Traduzione a cura di Daniel Iversen

Lo studio è stato – e rimane – niente se non una controversia tra economisti che dubitano delle sue previsioni e screditando l’idea di imporre dei limiti alla crescita economica.
Il ricercatore australiano Graham Turner negli ultimi anni ha esaminato i presupposti dello studio in modo dettagliato e apparentemente, i risultati della sua ricerca, sono in linea con le predizioni del rapporto, secondo il Smithsonian Magazine. “Il mondo è sulla buona strada verso il disastro” dice la rivista.
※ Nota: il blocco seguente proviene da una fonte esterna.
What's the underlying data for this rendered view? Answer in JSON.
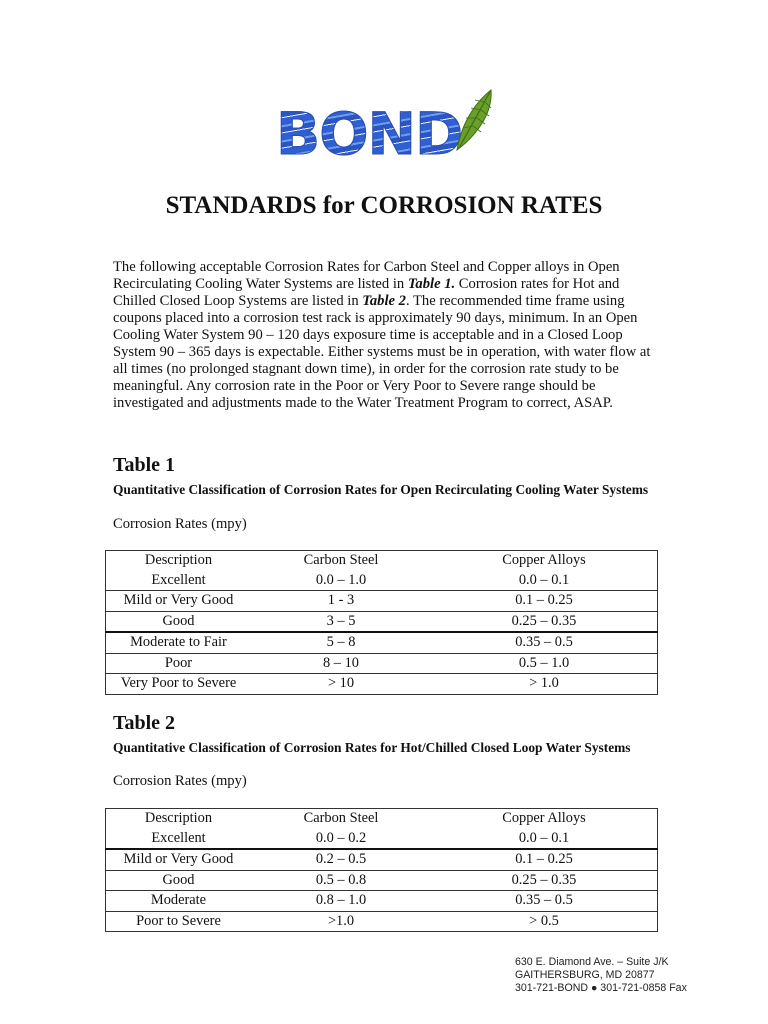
{
  "logo": {
    "text": "BOND"
  },
  "title": "STANDARDS for CORROSION RATES",
  "intro": {
    "p1": "The following acceptable Corrosion Rates for Carbon Steel and Copper alloys in Open Recirculating Cooling Water Systems are listed in ",
    "t1": "Table 1.",
    "p2": " Corrosion rates for Hot and Chilled Closed Loop Systems are listed in ",
    "t2": "Table 2",
    "p3": ". The recommended time frame using coupons placed into a corrosion test rack is approximately 90 days, minimum. In an Open Cooling Water System 90 – 120 days exposure time is acceptable and in a Closed Loop System 90 – 365 days is expectable. Either systems must be in operation, with water flow at all times (no prolonged stagnant down time), in order for the corrosion rate study to be meaningful. Any corrosion rate in the Poor or Very Poor to Severe range should be investigated and adjustments made to the Water Treatment Program to correct, ASAP."
  },
  "table1": {
    "heading": "Table 1",
    "subtitle": "Quantitative Classification of Corrosion Rates for Open Recirculating Cooling Water Systems",
    "unit": "Corrosion Rates (mpy)",
    "columns": [
      "Description",
      "Carbon Steel",
      "Copper Alloys"
    ],
    "rows": [
      [
        "Excellent",
        "0.0 – 1.0",
        "0.0 – 0.1"
      ],
      [
        "Mild or Very Good",
        "1 - 3",
        "0.1 – 0.25"
      ],
      [
        "Good",
        "3 – 5",
        "0.25 – 0.35"
      ],
      [
        "Moderate to Fair",
        "5 – 8",
        "0.35 – 0.5"
      ],
      [
        "Poor",
        "8 – 10",
        "0.5 – 1.0"
      ],
      [
        "Very Poor to Severe",
        "> 10",
        "> 1.0"
      ]
    ]
  },
  "table2": {
    "heading": "Table 2",
    "subtitle": "Quantitative Classification of Corrosion Rates for Hot/Chilled Closed Loop Water Systems",
    "unit": "Corrosion Rates (mpy)",
    "columns": [
      "Description",
      "Carbon Steel",
      "Copper Alloys"
    ],
    "rows": [
      [
        "Excellent",
        "0.0 – 0.2",
        "0.0 – 0.1"
      ],
      [
        "Mild or Very Good",
        "0.2 – 0.5",
        "0.1 – 0.25"
      ],
      [
        "Good",
        "0.5 – 0.8",
        "0.25 – 0.35"
      ],
      [
        "Moderate",
        "0.8 – 1.0",
        "0.35 – 0.5"
      ],
      [
        "Poor to Severe",
        ">1.0",
        "> 0.5"
      ]
    ]
  },
  "footer": {
    "line1": "630 E. Diamond Ave. – Suite J/K",
    "line2": "GAITHERSBURG, MD 20877",
    "line3": "301-721-BOND ● 301-721-0858 Fax"
  },
  "colors": {
    "logo_blue": "#3a6fd8",
    "leaf_green": "#6aa02a"
  }
}
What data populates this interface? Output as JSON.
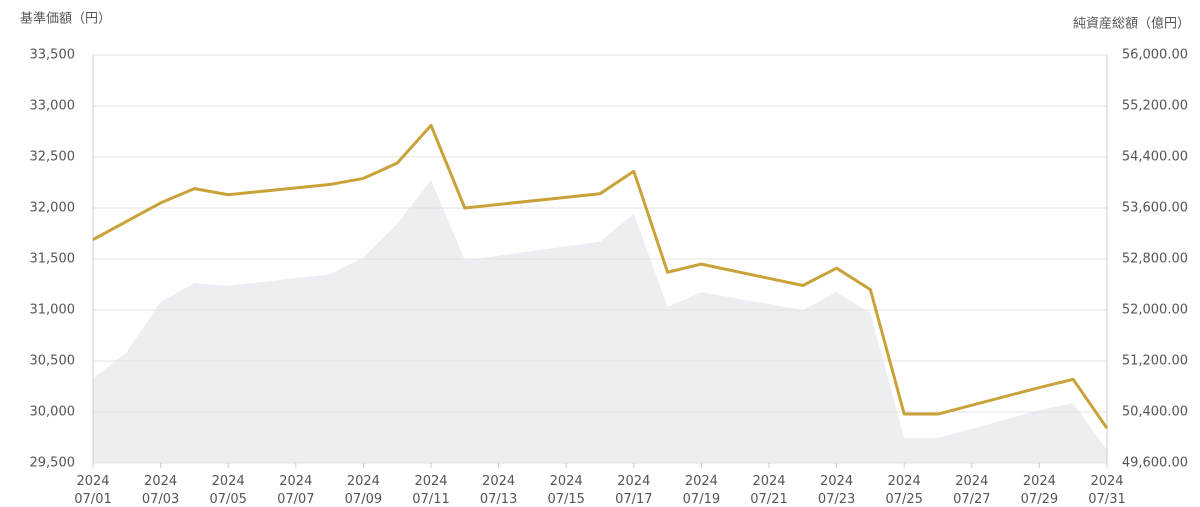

Lo studio, inizialmente completato al MIT, si basava su alcuni modelli informatici di trend economici, e stimò che, se le cose non fossero cambiate molto e gli esseri umani avessero continuato a consumare risorse naturali a ritmo elevato, si sarebbe arrivati al punto della fine del mondo. Il petrolio avrebbe raggiunto il picco (alcuni dicono che sia già avvenuto) prima di scendere in picchiata dall’altra parte della curva a campana, eppure la domanda di cibo e servizi avrebbe solo continuato a crescere.
Turner dice che i dati del mondo reale dal 1970 al 2000 che sono stati tracciati dalle previsioni draconiane dello studio: “Sta suonando un campanello d’allarme molto chiaro. Non siamo sulla traiettoria della sostenibilità” spiega a Smithsonian.
E’ impossibile rimediare a tutto questo? No, secondo entrambi gli studi, il primo e quello di Turner.
Se i governi adottassero tecnologie e politiche più rigorose, ciò potrebbe essere d’aiuto per ridurre il nostro impatto ambientale, la crescita economica non deve essere per forza una “nana bianca” del mercato, che marcia verso una implosione inevitabile. Il modo in cui farlo però è un altro paio di maniche.